For instance, Fifa now requires sponsors to sign up for two World Cup cycles, a decision that now looks smart in the wake of a global recession that could have made it more difficult to hold onto top-tier partners headed into the 2014 World Cup, he said.

"On the other hand, as the judge made plain and exposed in the decision through the discovery and the trial that we conducted, their operating procedures, their tactics, are not appropriate," he said. "They conduct themselves as if they are accountable to no one."

An appeals court later vacated the ruling and remanded the case to a lower court. In the end, MasterCard walked away with a $90 million settlement.

Alan Tomlinson, a University of Brighton professor and expert on world football, said the clout associated with the World Cup has served as a shield for the organization.

"People are still chasing what Fifa gives," he said.

Meanwhile, Fifa has successfully rebounded after foundering in the wake of the International Sports & Leisure collapse.

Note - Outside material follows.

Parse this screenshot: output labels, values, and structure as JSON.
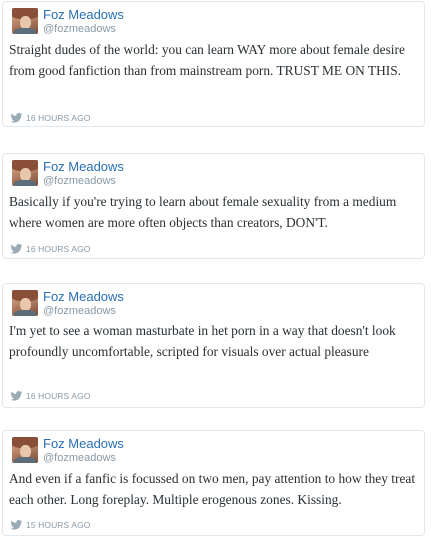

When it comes to revenue, television rights are the big driver, projected to rise by $1.1 billion from the 2006 cycle to $2.5 billion by the time a new champion is crowned in Johannesburg, SportCal estimates. "It's must-have television," said Simon Ward, deputy editor of SportCal.

The growth in part reflects changes in how FIFA awards television rights, Mr. Ward said.

In Europe, for example, FIFA used to award rights to the European Broadcasting Union, a confederation of mostly public-service broadcasters, for a lump sum. That's not the case for the 2010 World Cup.

Instead, Fifa sold rights to individual nations in Europe's biggest markets—France, Germany, Italy, Spain and Great Britain, Mr. Ward said. Then they completed a separate deal with EBU for other European territories.

"Being able to sell territory by territory can get individual broadcasters to compete against each other, and you can raise a lot more money that way," he said.

On top of that, Fifa has also managed to take advantage of new or growing revenue streams, including mobile and Internet rights, he said.

Then there are sponsorship revenues, which were boosted by the decision to make top-tier sponsors, known as partners, sign on for two consecutive World Cup cycles.

It isn't clear how much the current crop of Fifa partners—Adidas AG, Coca Cola Co., Emirates Airline, Hyundai Motor Co., Sony Corp., and Visa—pay for the privilege.

Not only is the take thought to be quite huge, most of the sponsors in the top tiers are also heavily involved in football through other sponsorships.

And after securing a position as a sponsor, they're keen to spend further money through events such as Coke's World Cup Trophy Tour, highlighting their involvement in the competition, said Robert Tuchman, executive vice president of Premiere Global Sports, a New York-based sports-marketing firm.

As a result, the sponsors "leverage more dollars into what they're already paying Fifa and Fifa benefits from the promotion," he said.

Bringing the 2010 World Cup to South Africa was decided amid worries over the nation's infrastructure and other concerns. But the decision appears likely to be another winner for Fifa, which is enjoying a very successful World Cup from a marketing standpoint, Mr. Tuchman said.

—William L. Watts is a reporter for MarketWatch in London.